Letztlich geht es uns darum, auszuloten, ob es Möglichkeiten gibt, überhaupt einmal in Gespräche einzutreten, um die Fragen, um die es für eine Zukunft Syriens geht, überhaupt besprechen zu können. Dabei hat Staffan de Mistura unsere uneingeschränkte Unterstützung. Der bemüht sich genauso wie seine beiden Vorgänger Kofi Annan und Lakhdar Brahimi wirklich mit allergrößtem Einsatz darum, diese Interessengegensätze irgendwie zu überbrücken und die Beteiligten nach innen wie nach außen gesprächsfähig zu machen. Uns scheint das ein vernünftiger und vielleicht der einzig gangbare Weg zu sein, weil wir zutiefst davon überzeugt sind, dass es für Syrien eine militärische Lösung ganz sicher niemals wird geben können.

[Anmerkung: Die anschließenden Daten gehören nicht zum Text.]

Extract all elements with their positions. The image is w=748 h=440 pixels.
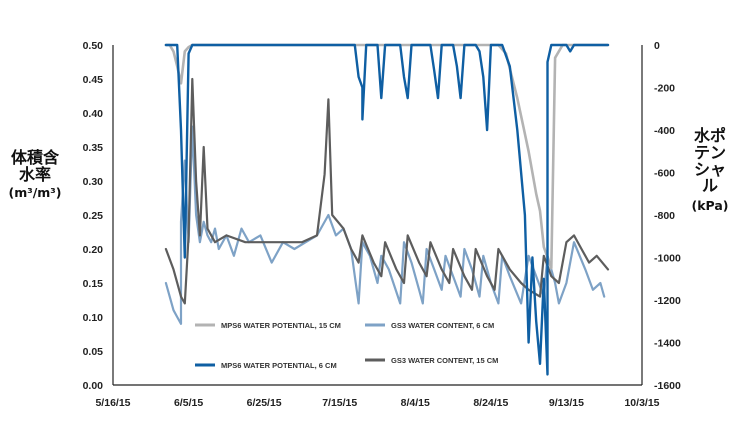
x-tick-label: 6/25/15 bbox=[247, 397, 282, 409]
x-tick-label: 10/3/15 bbox=[624, 397, 659, 409]
chart-axes bbox=[112, 45, 643, 386]
x-tick-label: 9/13/15 bbox=[549, 397, 584, 409]
x-tick-label: 8/4/15 bbox=[401, 397, 430, 409]
series-line-gs3-15cm bbox=[164, 77, 610, 305]
right-y-tick-label: -1600 bbox=[654, 380, 681, 392]
left-y-tick-label: 0.20 bbox=[83, 244, 104, 256]
left-y-tick-labels: 0.00 0.05 0.10 0.15 0.20 0.25 0.30 0.35 0.40 0.45… bbox=[83, 40, 104, 392]
right-y-tick-label: -1200 bbox=[654, 295, 681, 307]
legend-label: MPS6 WATER POTENTIAL, 6 CM bbox=[221, 361, 337, 370]
right-y-tick-label: -1400 bbox=[654, 338, 681, 350]
x-tick-label: 8/24/15 bbox=[473, 397, 508, 409]
right-y-axis-unit: (kPa) bbox=[691, 198, 729, 214]
x-tick-labels: 5/16/15 6/5/15 6/25/15 7/15/15 8/4/15 8/24/15… bbox=[95, 397, 659, 409]
right-y-axis-title: 水ポテンシャル bbox=[693, 126, 726, 196]
series-line-mps6-6cm bbox=[164, 43, 610, 376]
legend: MPS6 WATER POTENTIAL, 15 CM GS3 WATER CON… bbox=[195, 321, 498, 370]
left-y-axis-label: 体積含水率 (m³/m³) bbox=[8, 148, 62, 200]
left-y-tick-label: 0.10 bbox=[83, 312, 104, 324]
right-y-tick-label: -400 bbox=[654, 125, 675, 137]
x-tick-label: 5/16/15 bbox=[95, 397, 130, 409]
left-y-tick-label: 0.40 bbox=[83, 108, 104, 120]
series-lines bbox=[164, 43, 610, 376]
left-y-tick-label: 0.25 bbox=[83, 210, 104, 222]
left-y-tick-label: 0.15 bbox=[83, 278, 104, 290]
right-y-axis-label: 水ポテンシャル (kPa) bbox=[690, 126, 730, 214]
right-y-tick-label: 0 bbox=[654, 40, 660, 52]
x-tick-label: 7/15/15 bbox=[322, 397, 357, 409]
left-y-tick-label: 0.05 bbox=[83, 346, 104, 358]
x-tick-label: 6/5/15 bbox=[174, 397, 203, 409]
left-y-tick-label: 0.00 bbox=[83, 380, 104, 392]
legend-label: GS3 WATER CONTENT, 6 CM bbox=[391, 321, 494, 330]
right-y-tick-labels: 0 -200 -400 -600 -800 -1000 -1200 -1400 -1600 bbox=[654, 40, 681, 392]
right-y-tick-label: -1000 bbox=[654, 253, 681, 265]
left-y-tick-label: 0.45 bbox=[83, 74, 104, 86]
legend-label: MPS6 WATER POTENTIAL, 15 CM bbox=[221, 321, 341, 330]
left-y-axis-unit: (m³/m³) bbox=[8, 184, 62, 200]
left-y-axis-title: 体積含水率 bbox=[10, 148, 59, 184]
right-y-tick-label: -600 bbox=[654, 168, 675, 180]
right-y-tick-label: -200 bbox=[654, 83, 675, 95]
left-y-tick-label: 0.35 bbox=[83, 142, 104, 154]
legend-label: GS3 WATER CONTENT, 15 CM bbox=[391, 356, 498, 365]
left-y-tick-label: 0.50 bbox=[83, 40, 104, 52]
right-y-tick-label: -800 bbox=[654, 210, 675, 222]
series-line-gs3-6cm bbox=[164, 125, 606, 325]
left-y-tick-label: 0.30 bbox=[83, 176, 104, 188]
series-line-mps6-15cm bbox=[164, 43, 610, 270]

FRAGE: Sie betonen immer die Notwendigkeit diplomatischer Gespräche. Aber wenn sich Saudi-Arabien weiterhin weigern sollte, in Gespräche einzutreten, wie wollen Sie das dann machen? Sie wollen ja auch keinen Druck ausüben - zumindest wird kein Druck ausgeübt -, und Saudi-Arabien weigert sich weiterhin, in Gespräche einzutreten.

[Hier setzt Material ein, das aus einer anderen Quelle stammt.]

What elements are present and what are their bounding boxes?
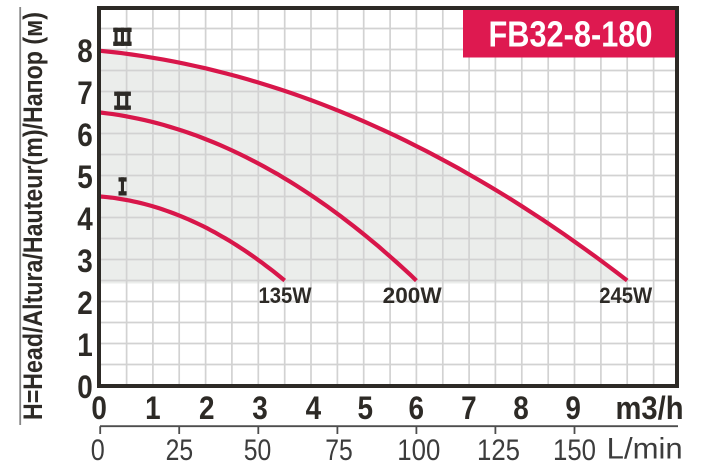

DR. SCHÄFER. Ich glaube, ganz so kategorisch, wie Sie das sagen, ist es nicht. Ich bin nicht in der Position, Ihnen gegenüber jetzt bestreiten zu wollen, dass der bilaterale Dialog zwischen Saudi-Arabien und dem Iran schwierig ist, ganz sicher auch in der Syrien-Frage. Aber ich kann nicht erkennen, dass sich Saudi-Arabien in den viereinhalb Jahren, in denen auch ich persönlich relativ aus der Nähe mitverfolgt habe, wie die diplomatischen Bemühungen um den Bürgerkrieg in Syrien verlaufen sind, einem Dialog und dem Gespräch entzogen hätte.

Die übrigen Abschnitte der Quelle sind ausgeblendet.